Center for Healthcare Improvement and Patient Safety, Division of Infectious Diseases, University of Pennsylvania Perelman School of Medicine, Philadelphia, Pennsylvania 19103, USA.
Infect Control Hosp Epidemiol. 2013 Jul;34(7):678-86. doi: 10.1086/670999. Epub 2013 May 21.
Little is known about whether those performing healthcare-associated infection (HAI) surveillance vary in their interpretations of HAI definitions developed by the Centers for Disease Control and Prevention's National Healthcare Safety Network (NHSN). Our primary objective was to characterize variations in these interpretations using clinical vignettes. We also describe predictors of variation in responses.
Cross-sectional study.
United States.
A sample of US-based members of the Society for Healthcare Epidemiology of America (SHEA) Research Network.
Respondents assessed whether each of 6 clinical vignettes met criteria for an NHSN-defined HAI. Individual- and institutional-level data were also gathered.
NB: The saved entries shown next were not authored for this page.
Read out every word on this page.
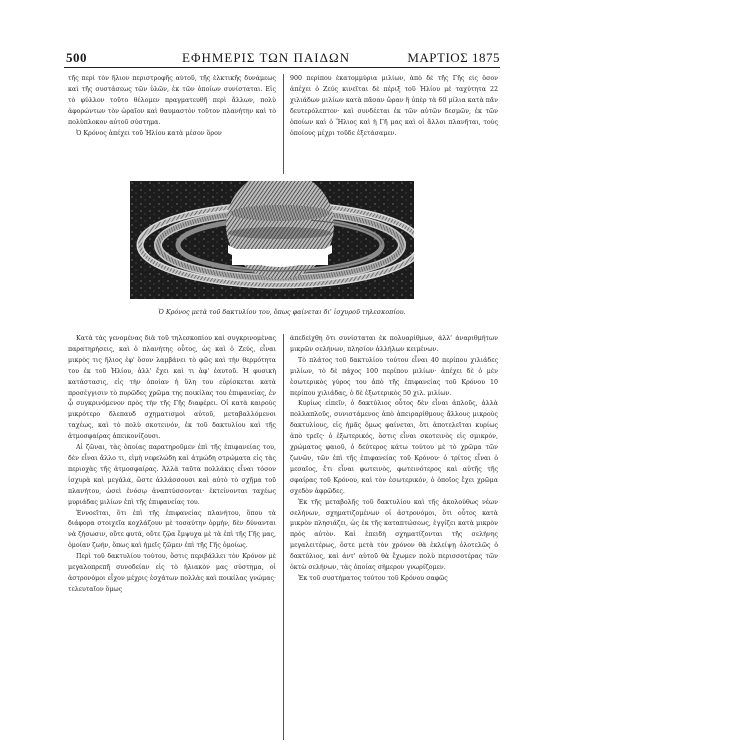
500	ΕΦΗΜΕΡΙΣ ΤΩΝ ΠΑΙΔΩΝ	ΜΑΡΤΙΟΣ 1875

τῆς περὶ τὸν ἥλιον περιστροφῆς αὐτοῦ, τῆς ἑλκτικῆς δυνάμεως καὶ τῆς συστάσεως τῶν ὑλῶν, ἐκ τῶν ὁποίων συνίσταται. Εἰς τὸ φύλλον τοῦτο θέλομεν πραγματευθῆ περὶ ἄλλων, πολὺ ἀφορώντων τὸν ὡραῖον καὶ θαυμαστὸν τοῦτον πλανήτην καὶ τὸ πολὺπλοκον αὐτοῦ σύστημα.

Ὁ Κρόνος ἀπέχει τοῦ Ἡλίου κατὰ μέσον ὅρον

900 περίπου ἑκατομμύρια μιλίων, ἀπὸ δὲ τῆς Γῆς εἰς ὅσον ἀπέχει ὁ Ζεύς κινεῖται δὲ πέριξ τοῦ Ἡλίου μὲ ταχύτητα 22 χιλιάδων μιλίων κατὰ πᾶσαν ὥραν ἢ ὑπὲρ τὰ 60 μίλια κατὰ πᾶν δευτερόλεπτον· καὶ συνδέεται ἐκ τῶν αὐτῶν δεσμῶν, ἐκ τῶν ὁποίων καὶ ὁ Ἥλιος καὶ ἡ Γῆ μας καὶ οἱ ἄλλοι πλανῆται, τοὺς ὁποίους μέχρι τοῦδε ἐξετάσαμεν.

Ὁ Κρόνος μετὰ τοῦ δακτυλίου του, ὅπως φαίνεται δι' ἰσχυροῦ τηλεσκοπίου.

Κατὰ τὰς γενομένας διὰ τοῦ τηλεσκοπίου καὶ συγκρινομένας παρατηρήσεις, καὶ ὁ πλανήτης οὗτος, ὡς καὶ ὁ Ζεύς, εἶναι μικρὸς τις ἥλιος ἐφ' ὅσον λαμβάνει τὸ φῶς καὶ τὴν θερμότητα του ἐκ τοῦ Ἡλίου, ἀλλ' ἔχει καὶ τι ἀφ' ἑαυτοῦ. Ἡ φυσικὴ κατάστασις, εἰς τὴν ὁποίαν ἡ ὕλη του εὑρίσκεται κατὰ προσέγγισιν τὸ πυρῶδες χρῶμα της ποικίλας του ἐπιφανείας, ἐν ᾧ συγκρινόμενον πρὸς τὴν τῆς Γῆς διαφέρει. Οἱ κατὰ καιροὺς μικρότερο δλεπαυδ σχηματισμοὶ αὐτοῦ, μεταβαλλόμενοι ταχέως, καὶ τὸ πολὺ σκοτεινόν, ἐκ τοῦ δακτυλίου καὶ τῆς ἀτμοσφαίρας ἀπεικονίζουσι.

Αἱ ζῶναι, τὰς ὁποίας παρατηροῦμεν ἐπὶ τῆς ἐπιφανείας του, δὲν εἶναι ἄλλο τι, εἰμὴ νεφελώδη καὶ ἀτμώδη στρώματα εἰς τὰς περιοχὰς τῆς ἀτμοσφαίρας. Ἀλλὰ ταῦτα πολλάκις εἶναι τόσον ἰσχυρὰ καὶ μεγάλα, ὥστε ἀλλάσσουσι καὶ αὐτὸ τὸ σχῆμα τοῦ πλανήτου, ὡσεὶ ἐνόσῳ ἀναπτύσσονται· ἐκτείνονται ταχέως μυριάδας μιλίων ἐπὶ τῆς ἐπιφανείας του.

Ἐννοεῖται, ὅτι ἐπὶ τῆς ἐπιφανείας πλανήτου, ὅπου τὰ διάφορα στοιχεῖα κοχλάζουν μὲ τοσαύτην ὁρμήν, δὲν δύνανται νὰ ζήσωσιν, οὔτε φυτά, οὔτε ζῷα ἔμψυχα μὲ τὰ ἐπὶ τῆς Γῆς μας, ὁμοίαν ζωήν, ὅπως καὶ ἡμεῖς ζῶμεν ἐπὶ τῆς Γῆς ὁμοίως.

Περὶ τοῦ δακτυλίου τούτου, ὅστις περιβάλλει τὸν Κρόνον μὲ μεγαλοπρεπῆ συνοδείαν εἰς τὸ ἡλιακὸν μας σύστημα, οἱ ἀστρονόμοι εἶχον μέχρις ἐσχάτων πολλὰς καὶ ποικίλας γνώμας· τελευταῖον ὅμως

ἀπεδείχθη ὅτι συνίσταται ἐκ πολυαρίθμων, ἀλλ' ἀναριθμήτων μικρῶν σελήνων, πλησίον ἀλλήλων κειμένων.

Τὸ πλάτος τοῦ δακτυλίου τούτου εἶναι 40 περίπου χιλιάδες μιλίων, τὸ δὲ πάχος 100 περίπου μιλίων· ἀπέχει δὲ ὁ μὲν ἐσωτερικὸς γύρος του ἀπὸ τῆς ἐπιφανείας τοῦ Κρόνου 10 περίπου χιλιάδας, ὁ δὲ ἐξωτερικὸς 50 χιλ. μιλίων.

Κυρίως εἰπεῖν, ὁ δακτύλιος οὗτος δὲν εἶναι ἁπλοῦς, ἀλλὰ πολλαπλοῦς, συνιστάμενος ἀπὸ ἀπειραρίθμους ἄλλους μικροὺς δακτυλίους, εἰς ἡμᾶς ὅμως φαίνεται, ὅτι ἀποτελεῖται κυρίως ἀπὸ τρεῖς· ὁ ἐξωτερικός, ὅστις εἶναι σκοτεινὸς εἰς σμικρόν, χρώματος φαιοῦ, ὁ δεύτερος κάτω τούτου μὲ τὸ χρῶμα τῶν ζωνῶν, τῶν ἐπὶ τῆς ἐπιφανείας τοῦ Κρόνου· ὁ τρίτος εἶναι ὁ μεσαῖος, ἔτι εἶναι φωτεινὸς, φωτεινότερος καὶ αὐτῆς τῆς σφαίρας τοῦ Κρόνου, καὶ τὸν ἐσωτερικόν, ὁ ὁποῖος ἔχει χρῶμα σχεδὸν ἀφρῶδες.

Ἐκ τῆς μεταβολῆς τοῦ δακτυλίου καὶ τῆς ἀκολούθως νέων σελήνων, σχηματιζομένων οἱ ἀστρονόμοι, ὅτι οὗτος κατὰ μικρὸν πλησιάζει, ὡς ἐκ τῆς καταπτώσεως, ἐγγίζει κατὰ μικρὸν πρὸς αὐτὸν. Καὶ ἐπειδὴ σχηματίζονται τῆς σελήνης μεγαλειτέρως, ὅστε μετὰ τὸν χρόνον θὰ ἐκλείψῃ ὁλοτελῶς ὁ δακτύλιος, καὶ ἀντ' αὐτοῦ θὰ ἔχωμεν πολὺ περισσοτέρας τῶν ὀκτὼ σελήνων, τὰς ὁποίας σήμερον γνωρίζομεν.

Ἐκ τοῦ συστήματος τούτου τοῦ Κρόνου σαφῶς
Surveys were distributed to 143 SHEA Research Network members from 126 hospitals. In total, 113 responses were obtained, representing at least 61 unique hospitals (30 respondents did not identify a hospital); 79.2% (84 of 106 nonmissing responses) were infection preventionists, and 79.4% (81 of 102 nonmissing responses) worked at academic hospitals. Among the 6 vignettes, the proportion of respondents correctly characterizing the vignettes was as low as 27.3%. Combining all 6 vignettes, the mean percentage of correct responses was 61.1% (95% confidence interval, 57.7%-63.8%). Percentage of correct responses was associated with presence of a clinical background (ie, nursing or physician degrees) but not with hospital size or infection prevention and control department characteristics.
Substantial heterogeneity exists in the application of HAI definitions in this survey of infection preventionists and hospital epidemiologists. Our data suggest a need to better clarify these definitions, especially when comparing HAI rates across institutions.
目前尚不清楚进行医疗保健相关感染(HAI)监测的人员在解释疾病预防控制中心的国家医疗保健安全网络(NHSN)制定的 HAI 定义方面是否存在差异。我们的主要目的是使用临床案例来描述这些解释中的差异。我们还描述了反应变化的预测因素。
横断面研究。
美国。
美国医疗机构流行病学协会(SHEA)研究网络的成员样本。
受访者评估了 6 个临床案例中的每一个是否符合 NHSN 定义的 HAI 标准。还收集了个人和机构层面的数据。
向 126 家医院的 143 名 SHEA 研究网络成员分发了调查。共收到 113 份回复,代表至少 61 家不同的医院(30 名回复者未识别出医院);79.2%(106 份非缺失回复中的 84 份)为感染预防员,79.4%(102 份非缺失回复中的 81 份)在学术医院工作。在 6 个案例中,正确描述案例的受访者比例低至 27.3%。将所有 6 个案例结合起来,正确回复的平均百分比为 61.1%(95%置信区间,57.7%-63.8%)。正确回复的百分比与临床背景(即护理或医师学位)有关,但与医院规模或感染预防和控制部门特征无关。
在这项对感染预防员和医院流行病学家的调查中,HAI 定义的应用存在很大的异质性。我们的数据表明,需要更好地澄清这些定义,尤其是在比较机构之间的 HAI 率时。